The Government has focused on increasing the ease of doing business and has introduced a host of excellent reforms in this regard, which has helped India to move positively ahead. To better the prospects of India becoming the Manufacturing & Innovation hub of the world, we have shared some of the areas that can be kept in perspective for strong growth and right change at a macroeconomic level.

  1. We are happy with the current PLI schemes that have been implemented by the government. The government spent significant resources on attracting large Manufacturers from across multiple sectors. However, we are hopeful that the government increases allocation to widen the ambit within and from the current 27 sectors to boost manufacturing and production within the country.

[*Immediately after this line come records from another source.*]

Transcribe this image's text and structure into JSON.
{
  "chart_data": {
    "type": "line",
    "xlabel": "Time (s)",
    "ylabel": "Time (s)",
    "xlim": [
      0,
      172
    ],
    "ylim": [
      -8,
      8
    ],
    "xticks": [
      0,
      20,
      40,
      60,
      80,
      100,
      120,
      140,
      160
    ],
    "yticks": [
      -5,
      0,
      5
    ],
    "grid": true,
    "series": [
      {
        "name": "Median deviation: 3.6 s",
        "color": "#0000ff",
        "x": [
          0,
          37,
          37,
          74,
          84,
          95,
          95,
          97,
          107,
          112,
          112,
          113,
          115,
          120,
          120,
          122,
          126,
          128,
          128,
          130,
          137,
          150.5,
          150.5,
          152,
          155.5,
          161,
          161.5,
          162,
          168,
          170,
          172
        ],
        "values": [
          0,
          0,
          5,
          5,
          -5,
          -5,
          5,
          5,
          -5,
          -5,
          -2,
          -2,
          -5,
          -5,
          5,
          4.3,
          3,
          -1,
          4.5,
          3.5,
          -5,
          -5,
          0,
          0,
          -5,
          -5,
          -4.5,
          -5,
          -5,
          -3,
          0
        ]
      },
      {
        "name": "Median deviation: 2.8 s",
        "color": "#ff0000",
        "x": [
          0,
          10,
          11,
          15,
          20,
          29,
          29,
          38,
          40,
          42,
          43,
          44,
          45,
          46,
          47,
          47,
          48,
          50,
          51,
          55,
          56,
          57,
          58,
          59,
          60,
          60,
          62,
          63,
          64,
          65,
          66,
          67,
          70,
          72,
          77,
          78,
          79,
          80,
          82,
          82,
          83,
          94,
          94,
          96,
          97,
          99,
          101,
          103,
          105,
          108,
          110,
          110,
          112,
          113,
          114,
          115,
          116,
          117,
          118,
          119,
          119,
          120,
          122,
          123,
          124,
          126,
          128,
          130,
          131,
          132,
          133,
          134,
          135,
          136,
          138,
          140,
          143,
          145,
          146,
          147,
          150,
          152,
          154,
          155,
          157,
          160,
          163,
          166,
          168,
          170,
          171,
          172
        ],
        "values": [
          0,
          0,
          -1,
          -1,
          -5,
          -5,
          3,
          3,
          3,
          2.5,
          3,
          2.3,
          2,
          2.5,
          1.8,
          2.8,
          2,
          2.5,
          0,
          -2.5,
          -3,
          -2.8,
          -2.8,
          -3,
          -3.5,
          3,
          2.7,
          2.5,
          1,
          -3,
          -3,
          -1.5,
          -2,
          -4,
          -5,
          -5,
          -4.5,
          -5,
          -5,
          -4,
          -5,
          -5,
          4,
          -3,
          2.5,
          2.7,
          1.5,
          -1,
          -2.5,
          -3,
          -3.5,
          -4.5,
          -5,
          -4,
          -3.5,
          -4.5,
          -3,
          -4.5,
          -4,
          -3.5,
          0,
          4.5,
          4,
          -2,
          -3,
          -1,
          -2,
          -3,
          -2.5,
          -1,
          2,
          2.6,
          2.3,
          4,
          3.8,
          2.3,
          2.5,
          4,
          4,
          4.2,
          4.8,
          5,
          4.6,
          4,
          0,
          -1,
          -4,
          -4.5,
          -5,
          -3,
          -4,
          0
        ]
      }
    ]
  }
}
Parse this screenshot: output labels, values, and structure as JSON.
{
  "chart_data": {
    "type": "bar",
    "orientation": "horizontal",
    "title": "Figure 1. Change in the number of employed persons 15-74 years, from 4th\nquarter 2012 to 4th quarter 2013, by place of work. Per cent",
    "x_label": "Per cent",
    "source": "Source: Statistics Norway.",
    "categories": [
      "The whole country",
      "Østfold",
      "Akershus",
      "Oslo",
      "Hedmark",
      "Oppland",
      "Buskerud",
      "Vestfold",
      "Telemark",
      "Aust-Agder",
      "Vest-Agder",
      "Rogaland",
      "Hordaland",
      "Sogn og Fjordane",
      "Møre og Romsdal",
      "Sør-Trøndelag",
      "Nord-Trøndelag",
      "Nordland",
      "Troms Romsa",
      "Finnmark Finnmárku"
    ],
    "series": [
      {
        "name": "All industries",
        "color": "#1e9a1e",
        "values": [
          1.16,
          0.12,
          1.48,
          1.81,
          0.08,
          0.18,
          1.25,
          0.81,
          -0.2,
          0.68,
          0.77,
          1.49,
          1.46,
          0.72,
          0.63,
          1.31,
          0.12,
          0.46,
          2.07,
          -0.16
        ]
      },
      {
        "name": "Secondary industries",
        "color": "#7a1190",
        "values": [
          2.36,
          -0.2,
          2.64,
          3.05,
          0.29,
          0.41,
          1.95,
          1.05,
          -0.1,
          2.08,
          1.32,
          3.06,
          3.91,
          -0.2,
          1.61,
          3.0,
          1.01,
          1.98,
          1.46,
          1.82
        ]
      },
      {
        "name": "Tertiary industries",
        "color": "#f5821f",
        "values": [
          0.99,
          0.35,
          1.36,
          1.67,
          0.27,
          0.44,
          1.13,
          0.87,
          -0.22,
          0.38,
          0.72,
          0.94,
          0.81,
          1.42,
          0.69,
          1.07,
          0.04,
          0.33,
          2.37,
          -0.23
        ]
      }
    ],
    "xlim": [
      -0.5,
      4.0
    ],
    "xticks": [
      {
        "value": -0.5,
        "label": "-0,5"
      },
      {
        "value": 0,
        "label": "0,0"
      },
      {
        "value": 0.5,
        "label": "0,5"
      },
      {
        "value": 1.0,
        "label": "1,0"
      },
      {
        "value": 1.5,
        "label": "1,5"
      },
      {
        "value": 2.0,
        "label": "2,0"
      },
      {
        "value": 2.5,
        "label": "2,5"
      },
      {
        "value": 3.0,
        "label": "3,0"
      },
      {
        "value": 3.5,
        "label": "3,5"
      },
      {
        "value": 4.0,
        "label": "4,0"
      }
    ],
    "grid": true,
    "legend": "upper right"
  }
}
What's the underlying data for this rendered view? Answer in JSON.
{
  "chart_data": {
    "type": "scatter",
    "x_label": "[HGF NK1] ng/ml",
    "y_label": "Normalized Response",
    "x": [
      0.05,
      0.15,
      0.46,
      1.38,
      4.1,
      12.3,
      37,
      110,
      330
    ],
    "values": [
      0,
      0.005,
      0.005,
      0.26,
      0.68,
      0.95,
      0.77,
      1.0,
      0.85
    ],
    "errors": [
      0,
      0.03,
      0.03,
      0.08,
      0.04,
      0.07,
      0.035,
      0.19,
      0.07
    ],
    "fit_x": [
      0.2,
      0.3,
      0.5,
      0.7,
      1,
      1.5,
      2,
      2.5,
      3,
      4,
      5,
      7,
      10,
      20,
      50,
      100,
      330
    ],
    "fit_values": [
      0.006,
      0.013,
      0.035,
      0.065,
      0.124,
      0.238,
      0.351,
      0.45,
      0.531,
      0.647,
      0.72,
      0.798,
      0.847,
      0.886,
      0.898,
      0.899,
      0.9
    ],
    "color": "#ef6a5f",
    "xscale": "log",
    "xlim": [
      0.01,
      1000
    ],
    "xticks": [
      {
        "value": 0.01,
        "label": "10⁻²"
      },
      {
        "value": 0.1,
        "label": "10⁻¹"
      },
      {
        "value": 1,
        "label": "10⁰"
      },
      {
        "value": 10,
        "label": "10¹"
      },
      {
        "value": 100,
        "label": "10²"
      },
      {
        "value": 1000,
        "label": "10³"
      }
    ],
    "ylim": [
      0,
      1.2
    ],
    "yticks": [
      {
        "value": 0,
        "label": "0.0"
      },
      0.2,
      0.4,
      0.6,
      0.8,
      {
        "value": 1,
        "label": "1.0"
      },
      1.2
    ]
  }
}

  2. We hope that in the ensuing budget a favourable tax structure is announced for R&D set-ups of all forms, including contract R&D set-ups, as their contribution to the Indian economy in the form of job creation and investments in setting up infrastructure—testing facilities and equipment, amongst others is immense. The boost to R&D will not only benefit sectors such as automobiles, capital goods, life sciences, technology, and telecommunications but will also create an environment of innovation.
  3. With reference to Indirect taxes, we believe that lowering indirect taxes for businesses and speeding up the deduction of expenses will assist growth.
  4. The introduction of GST was a much-needed tax reform for India. We are happy that the government has reduced the GST bands to four, but we believe that the budget lends itself well to further converging the existing bands of GST rates to three in a phased manner.
  5. In addition, the customs duty on imported reagents and chemicals is high resulting in an increase in cost, we believe that there is a need for a reduction in import duties which in some cases are as high as 33%.